Jean Harlow credited as playing...
Kitty Packard
- [last lines]
- Kitty: I was reading a book the other day.
- Carlotta: [Taken aback and nearly trips] Reading a book?
- Kitty: Yes, it's all about civilization or something. A nutty kind of a book. Do you know that the guy says that machinery is going to take the place of every profession?
- Carlotta: [Looking her over] Oh, my dear, that's something you need never worry about.
- [Proceeds walking to the dining room.]
- Carlotta: Say, I want to sit next to Oliver! Oliver, where are you?
- Dan Packard: Remember what I told you last week?
- Kitty Packard: I don't remember what you told me a minute ago.
- Kitty: I like it in New York in the summer! Gee, I've had some swell times on Penthouse parties.
- Hattie Loomis: All my life I've wanted to be a Penthouse girl.
- Ed Loomis: [Skeptically] Yeh, you'd be good at that.
- Dan Packard: So, you'd make a sucker out of me?
- Kitty: Well, I certainly ain't tryin' to make a gentleman out of ya. But, I'm gonna be a lady if it kills me.
- Kitty Packard: Politics? Ha! You couldn't get into politics. You couldn't get in anywhere. You couldn't even get in the mens' room at the Astor!
- Kitty: [stage whispers during the dinner] Go on, tell Jordan.
- Dan Packard: Shut up.
- Kitty: Go on and tell 'em.
- Dan Packard: Shut up.
- Kitty: If ya don't, you'll be sorry as long as you live.
- Dan Packard: Shut up, shut up, shut up. Sh - shut up.
- Millicent Jordan: [Talking on the phone] Don't you want to know the date?
- Kitty: Oh, sure, honey. Friday. A week from tonight. Dinner at Eight.
- Dan Packard: How'd you like to be a Cabinet member's wife? Mingle with all the other Cabinet members' wives and the Ambassadors.
- Kitty: Nertz! You're not going to drag me down to that graveyard. I seen their pictures in the papers, those girlies. A lot of sour-faced frumps with last year's clothes on. Pinning medals on girl scouts and pouring tea for the DARs and rolling Easter eggs on the White House lawn.
- [Sarcastically]
- Kitty: A swell lot of fun I'd have. You go live in Washington! I can have a good time right here.
- Dan Packard: I'm the works around here and I'll give you orders what to do!
- Kitty: Who do you think you're talkin' to? That first wife of yours out in Montana?

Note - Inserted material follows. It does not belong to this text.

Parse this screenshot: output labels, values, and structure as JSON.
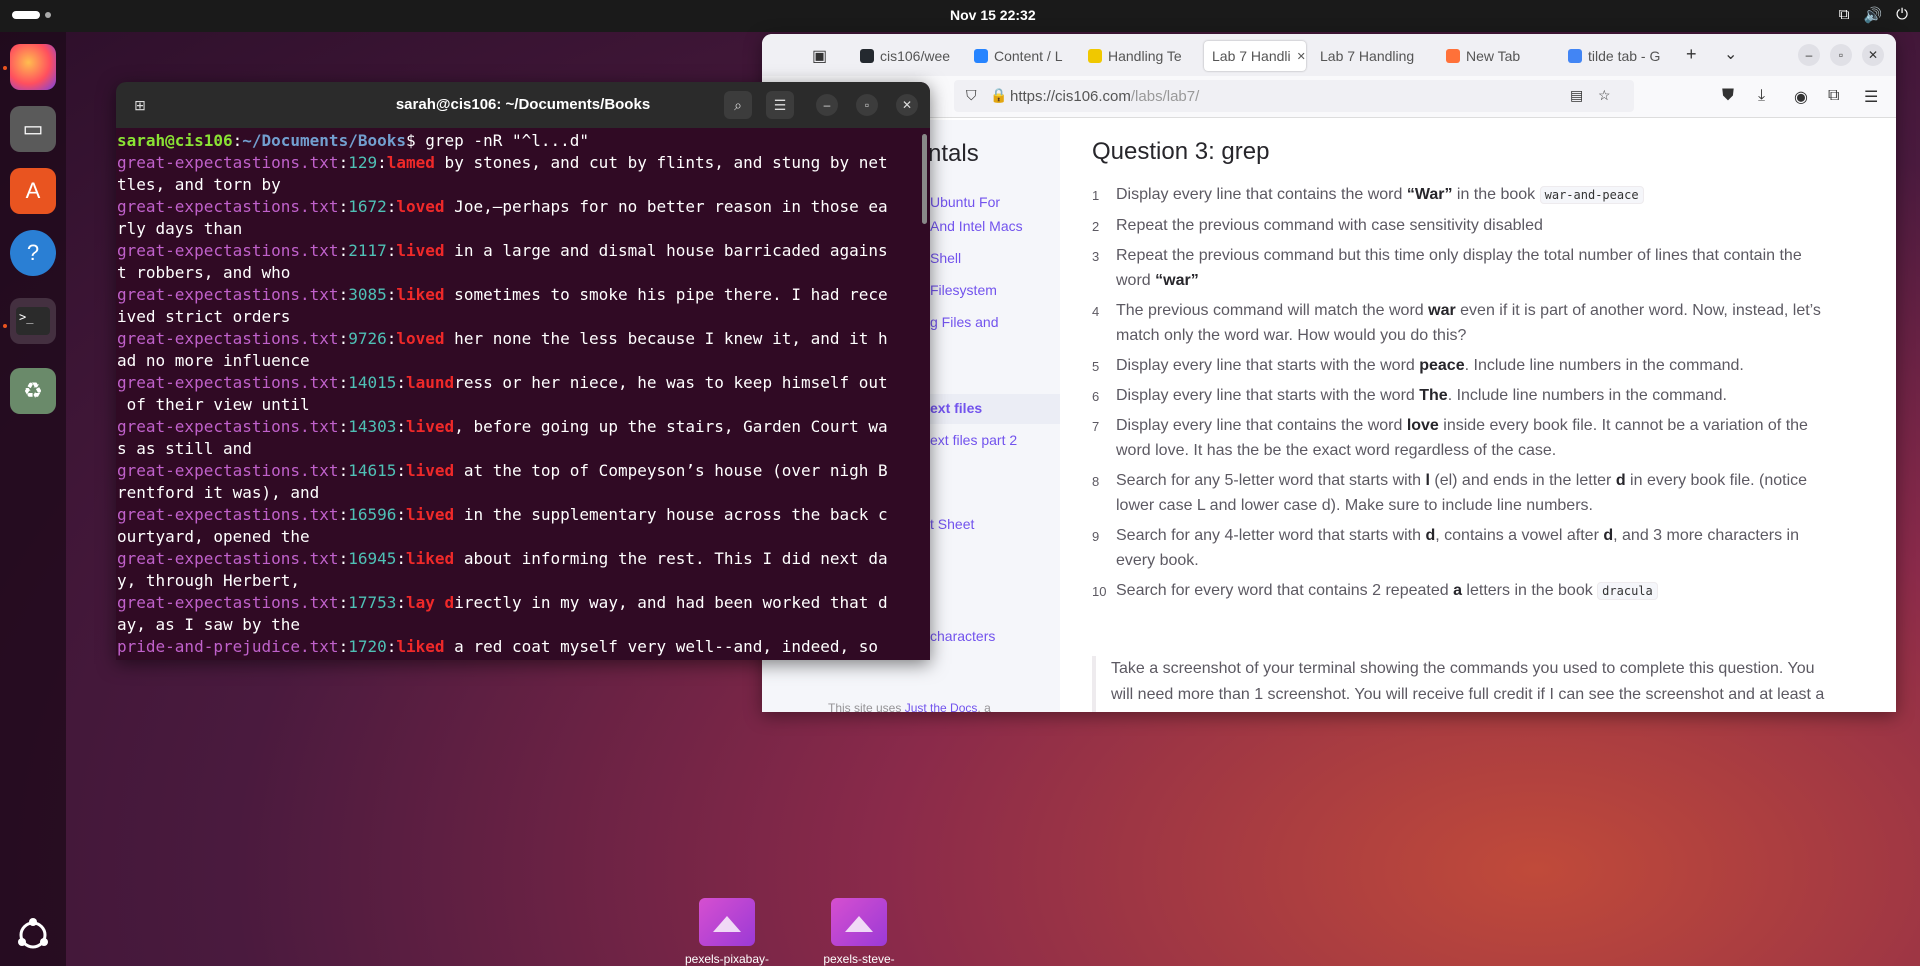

- Dan Packard: Now you leave her out of this.
- Kitty: That poor mealy-faced thing, with her flat chest, that didn't have nerve enough to talk up to you?
- Kitty: Doctor Talbot says that you're an extrovert and I'm a introvert.
- Dan Packard: A what?
- Kitty: A introvert, you dummy! And that's why I gotta be quiet a good deal and have time to reflect in.
- Dan Packard: Reflect in? What have you got to reflect about? I have to think and act at the same time!
- Kitty: Once in our life we get asked to a classy house and I got a new dress that will knock their eye out and we're going!
- Dan Packard: We're not going!
- Kitty: We are so!
- Kitty: You never come and see me anymore unless I send for you.
- Dr. Wayne Talbot: Now, listen, Kitty, I've been very busy. You know how busy I've been.
- Kitty: But, I'm so lonely for you, Wayne. And you know how I need you! I don't do anything all day except just long for you.
- Dr. Wayne Talbot: Well, why don't ya - why don't ya try and read?
- Dan Packard: Do you know why I'm going to Washington tonight? Because the President wants to consult me about the affairs of the nation. That's why.
- Kitty: What's the matter with them.
- Dan Packard: Everythings the matter with them. That's why he's sending for me.